La victime, aujourd’hui âgée de 30 ans, avait expliqué lors du procès, entamé lundi, n’avoir pu résister à ce « bon prof de sport » qu’elle considérait comme son « idole ». « Je voulais être comme lui, j’étais complètement sous son emprise, je faisais tout ce qu’il me disait », avait-elle soutenu.

Elle n’avait fait état des viols qu’en 2012, auprès de la seconde compagne de l’enseignant -dont il est séparé depuis 2010-, via un message sur Facebook.

Elle avait alors expliqué vouloir « soulager sa conscience » et affirmait ne pas souhaiter déposer plainte.

Selon elle, les faits se seraient déroulés une première fois au domicile de l’enseignant, à l’issue d’un entraînement de rugby, puis à plusieurs autres reprises dans les vestiaires du collège de Villepreux (Yvelines), dans la salle des professeurs et chez la jeune fille, en l’absence de ses parents.

Devant les jurés, l’ex-enseignant, particulièrement apprécié dans son établissement où il était resté près de vingt ans avant de se reconvertir récemment en coach sportif, a reconnu les relations sexuelles avec l’adolescente, mais lorsque celle-ci avait plus de 15 ans, et toujours avec un consentement réciproque.
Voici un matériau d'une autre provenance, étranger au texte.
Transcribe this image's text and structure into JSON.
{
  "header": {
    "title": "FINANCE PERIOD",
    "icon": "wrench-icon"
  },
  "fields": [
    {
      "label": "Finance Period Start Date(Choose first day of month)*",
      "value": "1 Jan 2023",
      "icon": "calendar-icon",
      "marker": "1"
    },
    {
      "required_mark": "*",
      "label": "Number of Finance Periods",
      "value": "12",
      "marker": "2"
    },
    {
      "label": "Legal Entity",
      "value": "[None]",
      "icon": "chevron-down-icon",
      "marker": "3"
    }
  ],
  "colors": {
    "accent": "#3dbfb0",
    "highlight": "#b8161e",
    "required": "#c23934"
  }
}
« Bien sûr que c’était totalement inapproprié, totalement prohibé et que des barrières auraient dû jouer. C’est idiot, c’est glauque, c’est inacceptable, il a fait vivre (à la victime) une histoire d’une grande médiocrité », a convenu l’avocat de la défense, Me Frédéric Champagne, en réfutant toutefois les viols – faute de preuves – et en demandant une condamnation pour des seules agressions sexuelles.

Lors des débats, un expert psychiatre avait « écarté la pédophilie » chez l’accusé. « On n’est pas dans l’anomalie, la déviance sexuelle », il n’y a « pas de structure de perversion », « pas d’état dangereux »: « Il est curable et réadaptable », avait encore affirmé le médecin.